O Natal que escarnece do guri de Belém
Nesta época do ano quero me lembrar do Jesus criança: judeu-árabe do primeiro século; filho de uma adolescente que foi achada grávida e seu noivo forçado a se casar ou deixá-la (e ele pensou seriamente nisso!), e assumir a culpa de tê-la engravidado e deixado ou ficar com ela e passar por idiota diante de amigos e familiares. Essa menina que aceitou os olhares cruzados, censuradores, dos adultos santos e conservadores, para poder acolher o que não fazia sentido pra ninguém: ser grávida de Deus! “Que conversa é essa, sua sem-vergonha!”
Quero me lembrar do rei nascido numa cocheira com cheiro de esterco de boi, porque seus pais não podiam pagar a pousada ou o hotel de veraneio (na verdade, de início de primavera, porque ele não nasceu no dia do Sol Invicto, mas durante a peregrinação anual da Páscoa) e tiveram que chegar lá caminhando mais de 300 km a pé, ou no lombo de um jumento! Sem férias, sem os confortos das viagens planejadas. Sem o dinheiro da volta assegurado de antemão.

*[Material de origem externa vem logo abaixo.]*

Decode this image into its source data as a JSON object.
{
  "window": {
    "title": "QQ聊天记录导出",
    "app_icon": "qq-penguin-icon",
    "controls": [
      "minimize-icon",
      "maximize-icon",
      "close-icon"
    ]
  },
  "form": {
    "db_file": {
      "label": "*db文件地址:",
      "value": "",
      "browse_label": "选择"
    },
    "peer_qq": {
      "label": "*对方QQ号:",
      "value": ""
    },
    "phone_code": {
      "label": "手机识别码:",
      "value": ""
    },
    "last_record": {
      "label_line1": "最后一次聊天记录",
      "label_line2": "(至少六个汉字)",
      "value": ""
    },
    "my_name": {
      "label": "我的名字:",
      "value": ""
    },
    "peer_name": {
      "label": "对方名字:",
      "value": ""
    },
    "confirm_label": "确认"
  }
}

Prefiro celebrar o exilado político que, perseguido pelo rei serviçal do Império, teve que ser levado às escondidas e às pressas, no escuro da noite, por seus pais, para a terra onde seus antepassados foram escravos por.mais de 400 anos. Não a cruz, mas o nascimento, a chegada ao mundo de uma criança que nos traz a esperança da vida. Não a morte, sem a promessa de vida nova. Não a certeza da salvação, mas o desejo da sobrevivência e a proteção da vida em risco.
Não há cruz sem o Natal. Não há perdão dos pecados sem a experiência da vida. Vida sem regras, antes das regras, vida vulnerável de um bebê, filho de pobres e considerado um perigo para os poderosos. Este é o único Natal que me interessa celebrar no Natal. Nenhuma morte sem vida primeiro.
Nenhum sofrimento do adulto sem o sofrimento absurdo, obsceno, injustificável, da criança. Jesus, bebê de Belém, que não foi de Nazaré antes de ser o da cocheira de Belém e do asilo do Egito, este é o seu Natal, que muitos hoje não sabem mais celebrar. Especialmente no meu país, onde os cristãos estão muito mais para Herodes, seus assessores e sua subserviência ao império romano, que para a juventude pobre de José e Maria e a ameaça do indefeso menino de Belém.
Neste país em que os que se dizem seguidores do menino apoiam a morte de meninos/as que não mereceriam viver, de pretos, pobres e periféricos que são.
Neste país, em que animais e pessoas são ameaçados de morte em nome da liberdade dos que têm armas nas mãos ou apoiam os que as têm e a quem pedem para atirar na cabecinha, para proteção dos cidadãos de bem.
Neste país em que se reza o pai nosso “ecumenicamente”, mas se acredita que Deus pede a destruição da religião do outro.
Neste país asqueroso e hipócrita que defende a família, mas aceita e pede a morte da criança.
Neste país não há olhos, nem ouvidos, nem braços abertos para o Natal. O que se faz, se canta, se ora, se celebra nas confraternizações de tantas pessoas, fica na conta da hipocrisia, da conivência ou da ignorância culposa de milhões.
Este Natal escarnece do guri de Belém.